# Great product, excellent company.



## richgreer

The Wolverine is the standard for jigs to sharpen turning cutting tools. I've had mine for a couple of years and I don't know how I got along without it.

There are imitators available and maybe they are good - but why take the chance? You know that Wolverine has been the leader in this product for years.


----------



## dbhost

I have heard good things about the PSI, but yearh, the Wolverine is impressive. If you don't have one, take a look at one… I am glad I got the accessories used though. The whole setup gets kind of spendy…


----------



## BassBully

I wanted to purchase a PSI but I needed my sharpening jig quick and my local WoodSmith store sells them. It is a nice jig and very solid. The only thing I can complain about is the cost. That said, I still wish I could at least try the PSI to see it's quality. Now that I have the jig though, I'd also like to get OneWay's grinding wheel balancer. If I could only get that at a cheap cost I'd get it now.

Thanks for the review.


----------



## dbhost

Bassbully. Why do you want the balancer? The reason I ask is my grinder started shaking VIOLENTLY when I installed Norton white oxide wheels… I swapped the bushings for some steel machine bushings from McMaster Carr and trued the wheel up with a Geiger's Dressing and Truing Solution tool… Runs smooth as butter now… No need for the balancer. And the balancer wouldn't have fixed my problem.


----------



## Big_Bob

I agree that Oneway is a great company with some great products like there Vari Grind jig and the Wolverine system. However, I have always found that sharpening a skew free hand is just about as easy as anything else. That may be just be me and of course I sure not everyone feels that way. Anyway, just a thought.


----------



## SPHinTampa

I agree with this review … I saw this set up on Mike Darlow's sharpening DVD so I purchased it. Easy to set up, easy to use and I get better results than I ever did freehand.


----------



## BassBully

dbhost,

Thanks for the tip. I'm using the Norton wheels as well and they come with the plastic bushings. I'll try to get some steel bushings instead.


----------



## dbhost

Yeah, lose those plastic bushings. They caused me some serious problems…
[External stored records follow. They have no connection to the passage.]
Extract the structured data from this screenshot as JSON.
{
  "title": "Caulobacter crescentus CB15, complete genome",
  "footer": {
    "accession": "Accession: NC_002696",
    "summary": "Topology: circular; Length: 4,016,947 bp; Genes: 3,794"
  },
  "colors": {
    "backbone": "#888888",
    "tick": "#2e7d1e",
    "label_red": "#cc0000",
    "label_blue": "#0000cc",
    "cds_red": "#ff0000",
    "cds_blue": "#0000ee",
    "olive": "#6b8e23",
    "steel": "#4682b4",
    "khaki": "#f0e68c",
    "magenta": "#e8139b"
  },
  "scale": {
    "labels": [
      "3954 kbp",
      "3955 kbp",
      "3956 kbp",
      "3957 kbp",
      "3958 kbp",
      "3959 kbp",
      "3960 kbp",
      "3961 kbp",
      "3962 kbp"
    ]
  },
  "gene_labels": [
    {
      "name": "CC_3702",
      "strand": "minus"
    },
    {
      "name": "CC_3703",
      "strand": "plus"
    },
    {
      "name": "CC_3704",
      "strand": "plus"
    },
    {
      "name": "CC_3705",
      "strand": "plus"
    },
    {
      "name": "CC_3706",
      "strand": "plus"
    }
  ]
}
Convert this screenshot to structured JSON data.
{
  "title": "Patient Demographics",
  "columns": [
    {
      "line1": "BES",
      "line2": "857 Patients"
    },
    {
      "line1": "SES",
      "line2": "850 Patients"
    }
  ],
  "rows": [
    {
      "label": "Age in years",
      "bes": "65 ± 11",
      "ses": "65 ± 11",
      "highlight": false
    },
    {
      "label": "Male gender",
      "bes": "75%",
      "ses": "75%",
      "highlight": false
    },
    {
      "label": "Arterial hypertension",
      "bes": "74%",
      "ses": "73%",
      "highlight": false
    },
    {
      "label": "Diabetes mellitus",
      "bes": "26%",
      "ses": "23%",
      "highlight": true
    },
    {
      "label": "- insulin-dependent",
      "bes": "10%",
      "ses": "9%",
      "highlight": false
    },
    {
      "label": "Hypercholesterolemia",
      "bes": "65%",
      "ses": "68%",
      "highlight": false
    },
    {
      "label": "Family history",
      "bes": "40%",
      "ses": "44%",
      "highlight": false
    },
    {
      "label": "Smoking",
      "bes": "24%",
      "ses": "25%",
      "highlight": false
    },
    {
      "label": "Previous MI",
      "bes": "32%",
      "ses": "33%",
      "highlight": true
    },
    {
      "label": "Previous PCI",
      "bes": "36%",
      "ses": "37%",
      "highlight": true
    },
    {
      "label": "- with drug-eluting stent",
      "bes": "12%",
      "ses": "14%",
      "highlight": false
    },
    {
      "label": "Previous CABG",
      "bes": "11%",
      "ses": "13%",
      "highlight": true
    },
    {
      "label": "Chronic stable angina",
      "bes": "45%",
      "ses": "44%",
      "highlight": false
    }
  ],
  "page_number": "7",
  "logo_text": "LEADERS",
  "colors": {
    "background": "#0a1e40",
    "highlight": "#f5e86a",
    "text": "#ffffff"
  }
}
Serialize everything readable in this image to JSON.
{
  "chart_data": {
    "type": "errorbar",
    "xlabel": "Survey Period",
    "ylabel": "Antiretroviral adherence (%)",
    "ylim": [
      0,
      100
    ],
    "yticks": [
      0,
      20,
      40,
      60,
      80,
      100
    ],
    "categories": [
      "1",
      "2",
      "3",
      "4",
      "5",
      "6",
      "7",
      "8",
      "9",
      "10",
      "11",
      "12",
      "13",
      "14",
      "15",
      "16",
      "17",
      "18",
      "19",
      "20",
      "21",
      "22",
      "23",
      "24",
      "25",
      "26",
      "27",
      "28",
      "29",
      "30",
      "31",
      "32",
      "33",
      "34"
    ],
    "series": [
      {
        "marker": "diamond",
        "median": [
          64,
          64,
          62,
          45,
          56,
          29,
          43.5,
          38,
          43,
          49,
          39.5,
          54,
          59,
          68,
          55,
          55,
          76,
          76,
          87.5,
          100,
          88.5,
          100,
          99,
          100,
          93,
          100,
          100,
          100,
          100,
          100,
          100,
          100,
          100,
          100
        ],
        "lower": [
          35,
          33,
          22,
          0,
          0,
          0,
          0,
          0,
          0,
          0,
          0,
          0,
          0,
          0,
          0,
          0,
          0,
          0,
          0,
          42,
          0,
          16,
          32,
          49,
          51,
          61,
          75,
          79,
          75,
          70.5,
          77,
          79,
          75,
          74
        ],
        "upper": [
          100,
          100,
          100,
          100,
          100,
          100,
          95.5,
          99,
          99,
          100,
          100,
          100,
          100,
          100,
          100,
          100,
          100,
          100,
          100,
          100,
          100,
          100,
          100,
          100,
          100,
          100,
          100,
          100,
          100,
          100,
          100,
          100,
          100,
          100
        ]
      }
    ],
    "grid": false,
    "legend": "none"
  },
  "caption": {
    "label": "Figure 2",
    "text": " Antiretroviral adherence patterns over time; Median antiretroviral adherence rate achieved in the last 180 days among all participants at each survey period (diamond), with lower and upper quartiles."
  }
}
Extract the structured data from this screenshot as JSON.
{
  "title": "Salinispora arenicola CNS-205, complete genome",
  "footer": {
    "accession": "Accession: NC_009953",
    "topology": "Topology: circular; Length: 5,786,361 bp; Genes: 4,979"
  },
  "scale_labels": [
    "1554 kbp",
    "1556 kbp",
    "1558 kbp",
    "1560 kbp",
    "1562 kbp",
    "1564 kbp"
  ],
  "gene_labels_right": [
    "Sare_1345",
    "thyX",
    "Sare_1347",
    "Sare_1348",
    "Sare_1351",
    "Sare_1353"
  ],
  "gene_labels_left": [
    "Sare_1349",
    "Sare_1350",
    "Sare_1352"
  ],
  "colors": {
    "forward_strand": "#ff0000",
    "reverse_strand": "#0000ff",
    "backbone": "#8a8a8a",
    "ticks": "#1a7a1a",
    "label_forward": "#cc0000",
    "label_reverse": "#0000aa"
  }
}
Don Geiger sent along the part numbers on a thread I had going elsewhere. He gave me the following part #s…

8491A562 5/8" i.d. X 1" o.d. X 1" long (Fits my Ryobi fine, should fit most common grinders like Jet, Delta, Rockwell etc…)

8491A564 3/4" i.d. X 1" o.d. X 1" long (these fit the large Baldor grinders)

If neither of these fit your needs go the site.

The fit was snug on the arbor. I used a tiny dab of anti sieze compound (the silver stuff) on the shaft to keep the bushing from sticking to it permanently. I live in a very humid environment and I wanted to prevent the pieces from rusting together…


----------



## Maggiepic

I also purchased the Wolverine jig with the Skew jig, Vari-Grind, and also the diamond wheel dresser. I wish I had know about the Vari-Grind II, it looks a little easier to use to get the angles right on. The diamond wheel dresser is the best part of the whole system. I have never been able to dress my wheels as smooth and square as this does. It only takes off a very small amount as you adjust it in, so you are only removing a little at a time until the wheel is perfect. The extended wheel life will be a major plus. I have a Norton 80 blue and a Norton 150 white. I'll have to take your advice on the wheel bushings and swap them out. I still have the plastic ones in it.


----------



## michstairguy

The best sharpening system for the best price out there. If you really want to see it perform to its max potential get the wheel balancing kit Oneway sells. It will take any vibration you have in your grinder and get rid of it


----------



## dbhost

michstairguy. I used the Geiger's solution tool to dress / true my wheel. Would there be any advantage to the OneWay balancer? The thing is as smooth as any grinder I have ever been around, but smoother is always better…


----------



## dbhost

Just a little update here. The replacement knob came in. I was expecting to get a thumb screw sort of setup, but it appears that isn't what they used. It literally was a cap that went on to the end of the existing one. It seems they have a plastic cap that is pressed on to a simple Allen head bolt. That plastic cap becomes the thumb wheel as it were. it was a bit of a challenge to get the original one off, but it went, to press it on was just a quick trip to the vise. Once it all went together, it was as good as new.

Not that I minded just getting the cap, it did seem a bit odd to me that they didn't send the cap / bolt assembly pre done. Just an oddity to me…


----------



## RyanHaasen

Great product, my turning tools are never dull.


----------



## 8iowa

As Rich mentioned, the Wolverine is probably the quintessential sharpening system for lathe turning tools. I have it mounted on a bench directly behind the shopsmith (in lathe mode). My choice for a grinder was the 1800 rpm from Woodcraft.

Two years ago my son and I attended Hal Simmons's turning class at Highland in Atlanta. Hal is a professional turner and the Wolverine is the system he uses.


----------